Bob Neymeyer of the Grout, who interviewed numerous veterans of various wars for the project, said the Sgt. Ross’ movies are being used with the family’s permission. They want his story told.
The home movies were shown to a group of veterans of various wars. “It generated a great deal of emotion,” Neymeyer said. “One or two just got up and left.
“It’s a good example of what we’re trying to do, to go beyond just the traditional printed word, the artifacts,” and historic information about weapons and tactics, Neymeyer said. “It brings back the real human side of the war and the experiences that people had.
“This, indeed, is about people,” he said.
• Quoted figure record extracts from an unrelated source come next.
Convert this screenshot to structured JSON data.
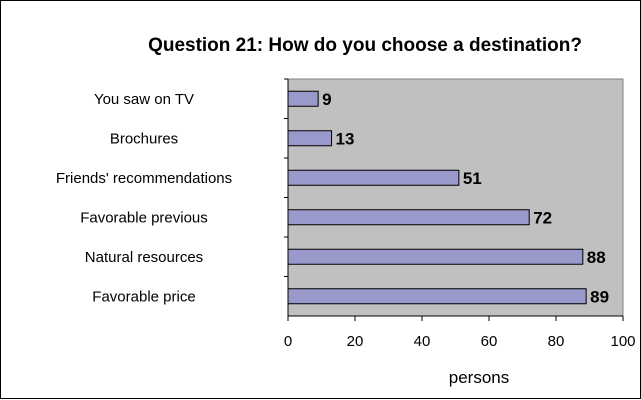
{
  "chart_data": {
    "type": "bar",
    "orientation": "horizontal",
    "title": "Question 21: How do you choose a destination?",
    "xlabel": "persons",
    "ylabel": "",
    "categories": [
      "You saw on TV",
      "Brochures",
      "Friends' recommendations",
      "Favorable previous",
      "Natural resources",
      "Favorable price"
    ],
    "values": [
      9,
      13,
      51,
      72,
      88,
      89
    ],
    "xlim": [
      0,
      100
    ],
    "xticks": [
      "0",
      "20",
      "40",
      "60",
      "80",
      "100"
    ],
    "grid": false,
    "legend": "none",
    "data_labels": true,
    "colors": {
      "bar_fill": "#9999cc",
      "bar_stroke": "#000000",
      "plot_background": "#c0c0c0",
      "page_background": "#ffffff"
    }
  }
}
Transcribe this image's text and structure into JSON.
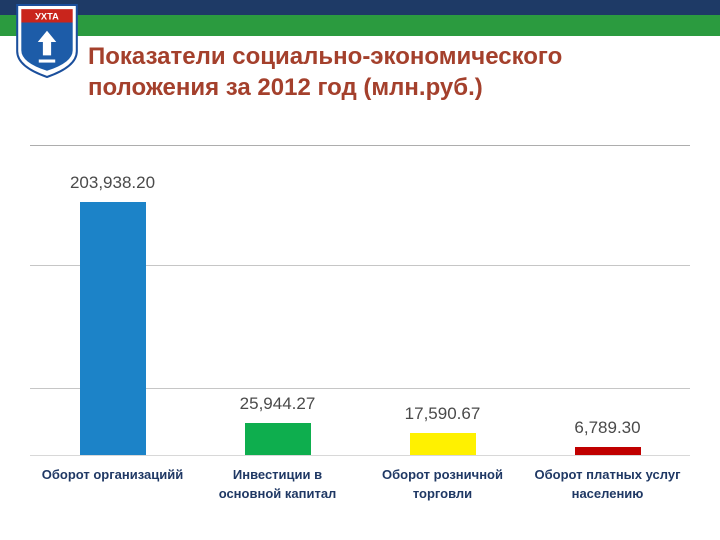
{
  "logo": {
    "text": "УХТА"
  },
  "title": {
    "line1": "Показатели социально-экономического",
    "line2": "положения за 2012 год (млн.руб.)"
  },
  "chart_data": {
    "type": "bar",
    "title": "Показатели социально-экономического положения за 2012 год (млн.руб.)",
    "categories": [
      "Оборот организацийй",
      "Инвестиции в основной капитал",
      "Оборот розничной торговли",
      "Оборот платных услуг населению"
    ],
    "values": [
      203938.2,
      25944.27,
      17590.67,
      6789.3
    ],
    "value_labels": [
      "203,938.20",
      "25,944.27",
      "17,590.67",
      "6,789.30"
    ],
    "label_lines": [
      [
        "Оборот организацийй"
      ],
      [
        "Инвестиции в",
        "основной капитал"
      ],
      [
        "Оборот розничной",
        "торговли"
      ],
      [
        "Оборот платных услуг",
        "населению"
      ]
    ],
    "bar_colors": [
      "#1C83C8",
      "#0EAE4E",
      "#FFF100",
      "#C00000"
    ],
    "xlabel": "",
    "ylabel": "",
    "ylim": [
      0,
      250000
    ],
    "grid": true,
    "legend": "none"
  },
  "theme": {
    "stripe_navy": "#1E3A66",
    "stripe_green": "#2B9B3F",
    "title_color": "#A4402C",
    "value_label_color": "#4A4A4A",
    "category_label_color": "#1F3864"
  }
}
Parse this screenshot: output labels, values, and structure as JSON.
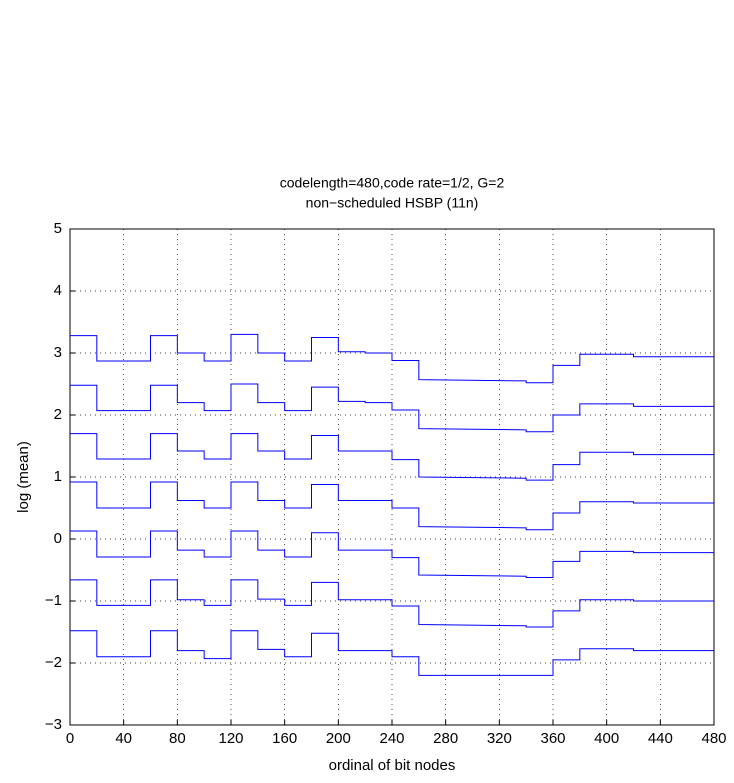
{
  "chart_data": {
    "type": "line",
    "title": [
      "codelength=480,code rate=1/2, G=2",
      "non−scheduled HSBP (11n)"
    ],
    "xlabel": "ordinal of bit nodes",
    "ylabel": "log (mean)",
    "x": [
      0,
      20,
      20,
      60,
      60,
      80,
      80,
      100,
      100,
      120,
      120,
      140,
      140,
      160,
      160,
      180,
      180,
      200,
      200,
      220,
      220,
      240,
      240,
      260,
      260,
      340,
      340,
      360,
      360,
      380,
      380,
      420,
      420,
      480
    ],
    "series": [
      {
        "color": "#0000ff",
        "values": [
          3.28,
          3.28,
          2.87,
          2.87,
          3.28,
          3.28,
          3.0,
          3.0,
          2.87,
          2.87,
          3.3,
          3.3,
          3.0,
          3.0,
          2.87,
          2.87,
          3.25,
          3.25,
          3.02,
          3.02,
          3.0,
          3.0,
          2.88,
          2.88,
          2.57,
          2.55,
          2.52,
          2.52,
          2.8,
          2.8,
          2.98,
          2.98,
          2.94,
          2.94
        ]
      },
      {
        "color": "#0000ff",
        "values": [
          2.48,
          2.48,
          2.07,
          2.07,
          2.48,
          2.48,
          2.2,
          2.2,
          2.07,
          2.07,
          2.5,
          2.5,
          2.2,
          2.2,
          2.07,
          2.07,
          2.45,
          2.45,
          2.22,
          2.22,
          2.2,
          2.2,
          2.08,
          2.08,
          1.78,
          1.76,
          1.73,
          1.73,
          2.0,
          2.0,
          2.18,
          2.18,
          2.14,
          2.14
        ]
      },
      {
        "color": "#0000ff",
        "values": [
          1.7,
          1.7,
          1.29,
          1.29,
          1.7,
          1.7,
          1.42,
          1.42,
          1.29,
          1.29,
          1.7,
          1.7,
          1.42,
          1.42,
          1.29,
          1.29,
          1.67,
          1.67,
          1.42,
          1.42,
          1.42,
          1.42,
          1.28,
          1.28,
          1.0,
          0.98,
          0.95,
          0.95,
          1.2,
          1.2,
          1.4,
          1.4,
          1.36,
          1.36
        ]
      },
      {
        "color": "#0000ff",
        "values": [
          0.92,
          0.92,
          0.5,
          0.5,
          0.92,
          0.92,
          0.62,
          0.62,
          0.5,
          0.5,
          0.92,
          0.92,
          0.62,
          0.62,
          0.5,
          0.5,
          0.88,
          0.88,
          0.62,
          0.62,
          0.62,
          0.62,
          0.5,
          0.5,
          0.2,
          0.18,
          0.15,
          0.15,
          0.42,
          0.42,
          0.6,
          0.6,
          0.58,
          0.58
        ]
      },
      {
        "color": "#0000ff",
        "values": [
          0.13,
          0.13,
          -0.29,
          -0.29,
          0.13,
          0.13,
          -0.18,
          -0.18,
          -0.29,
          -0.29,
          0.13,
          0.13,
          -0.18,
          -0.18,
          -0.29,
          -0.29,
          0.1,
          0.1,
          -0.18,
          -0.18,
          -0.18,
          -0.18,
          -0.3,
          -0.3,
          -0.58,
          -0.6,
          -0.62,
          -0.62,
          -0.36,
          -0.36,
          -0.2,
          -0.2,
          -0.22,
          -0.22
        ]
      },
      {
        "color": "#0000ff",
        "values": [
          -0.66,
          -0.66,
          -1.07,
          -1.07,
          -0.66,
          -0.66,
          -0.98,
          -0.98,
          -1.07,
          -1.07,
          -0.66,
          -0.66,
          -0.97,
          -0.97,
          -1.07,
          -1.07,
          -0.7,
          -0.7,
          -0.98,
          -0.98,
          -0.98,
          -0.98,
          -1.08,
          -1.08,
          -1.38,
          -1.4,
          -1.42,
          -1.42,
          -1.16,
          -1.16,
          -0.98,
          -0.98,
          -1.0,
          -1.0
        ]
      },
      {
        "color": "#0000ff",
        "values": [
          -1.48,
          -1.48,
          -1.9,
          -1.9,
          -1.48,
          -1.48,
          -1.8,
          -1.8,
          -1.93,
          -1.93,
          -1.48,
          -1.48,
          -1.78,
          -1.78,
          -1.9,
          -1.9,
          -1.52,
          -1.52,
          -1.8,
          -1.8,
          -1.8,
          -1.8,
          -1.9,
          -1.9,
          -2.2,
          -2.2,
          -2.2,
          -2.2,
          -1.95,
          -1.95,
          -1.77,
          -1.77,
          -1.8,
          -1.8
        ]
      }
    ],
    "xlim": [
      0,
      480
    ],
    "xticks": [
      0,
      40,
      80,
      120,
      160,
      200,
      240,
      280,
      320,
      360,
      400,
      440,
      480
    ],
    "ylim": [
      -3,
      5
    ],
    "yticks": [
      {
        "value": -3,
        "label": "−3"
      },
      {
        "value": -2,
        "label": "−2"
      },
      {
        "value": -1,
        "label": "−1"
      },
      0,
      1,
      2,
      3,
      4,
      5
    ],
    "grid": true
  }
}
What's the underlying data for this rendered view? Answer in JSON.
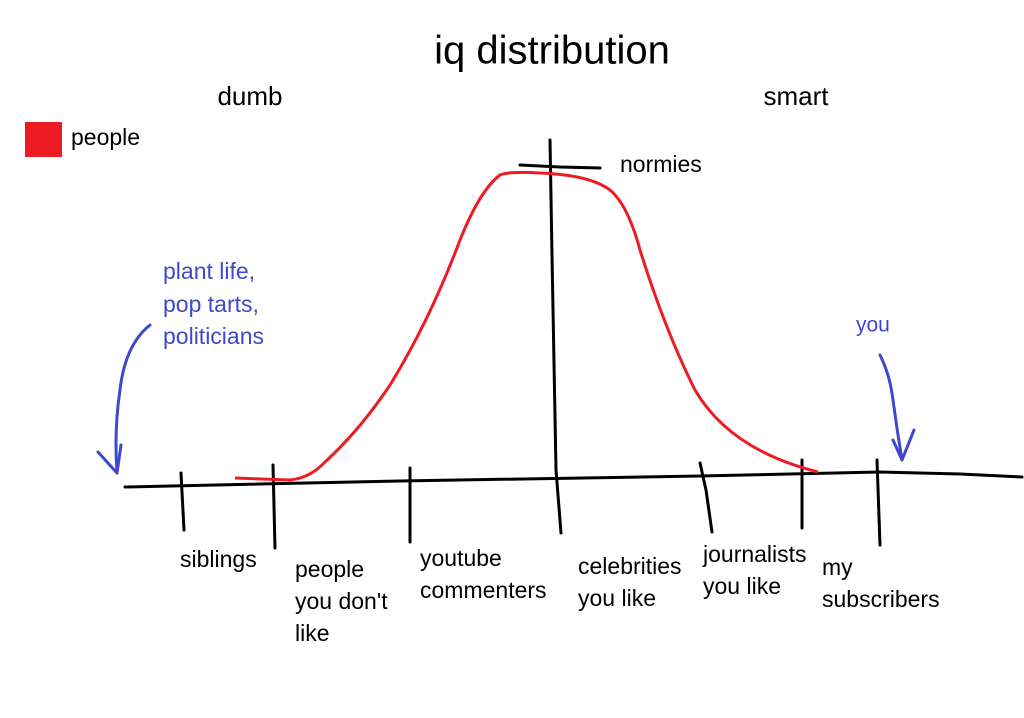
{
  "title": "iq distribution",
  "left_label": "dumb",
  "right_label": "smart",
  "legend": {
    "label": "people"
  },
  "peak_label": "normies",
  "annotations": {
    "left": [
      "plant life,",
      "pop tarts,",
      "politicians"
    ],
    "right": [
      "you"
    ]
  },
  "tick_labels": [
    [
      "siblings"
    ],
    [
      "people",
      "you don't",
      "like"
    ],
    [
      "youtube",
      "commenters"
    ],
    [
      "celebrities",
      "you like"
    ],
    [
      "journalists",
      "you like"
    ],
    [
      "my",
      "subscribers"
    ]
  ]
}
And it is people that have made the museum. Long before construction began and the addition’s prominent zinc facade began to rise over the intersection of West Park Avenue and Washington Street, the public, including veterans and their families, have been contributing artifacts and memorabilia like old uniforms.
Veterans and those who served on the home front in defense industries are sharing their stories and recollections in videotaped interviews. Some families have provided soldiers’ correspondence from throughout a war.
Neymeyer has conducted more than 500 interviews to collect oral histories from veterans and civilians who worked in local plants manufacturing war materiel.
The museum, in words, pictures, video and interactive exhibits, will chronicle Iowans’ involvement in all major U.S. wars, from the Civil War through Iraq.
It is named for Waterloo’s five Sullivan brothers who died together while serving aboard the USS Juneau during World War II.
The building will be full of restored or replica historic and interactive exhibits, including:
–- A World War II P-51 Mustang fighter plane, now assembled and hanging where the addition’s entrance will be.
–- A nearly life-size re-creation of the bow of the USS Juneau.
–- Re-created Civil War era rail boxcars like the ones in which freshly recruited Union Army troops from Iowa were transported to areas of battle.
–- A re-created World War I battlefield infantry trench, compete with periscopes through which one could view the panorama of “no man’s land” without being subjected to enemy fire.
–- A tropical Spanish-American War-style tent, similar to what U.S. troops may have used in Cuba during the war.
–- A cutaway section of a Korean War-era F-86 Sabre Jet fighter plane, where visitors may actually sit in the cockpit.
–- A life-size re-created M-4 Sherman tank.
–- A re-created war room of an aircraft carrier serving in the Pacific theater.
–- A Persian Gulf War-era tent, representing Middle East conflicts from 1991 on up through Iraq and Afghanistan.
Space within the museum also will be available for community events and receptions, Sweeney said. McHone also said the museum is in discussion with several military reunion groups about gathering in Waterloo to see the museum.
The project also will include new office space and renovation of existing museum space when the expansion is complete.
The 32,000-square-foot, $11.5 million expansion is anticipated to be structurally complete in June. It will take several more months, up to the anticipated Nov. 15 opening, to put in place all the museum’s interactive exhibits and historic displays.
The expansion will attempt to capture the emotions of wartime as well as the history. Anticipating some exhibits’ potential emotional impact on visitors, Grout officials have included a contemplative area for visitors to spend quiet moments if they feel so moved.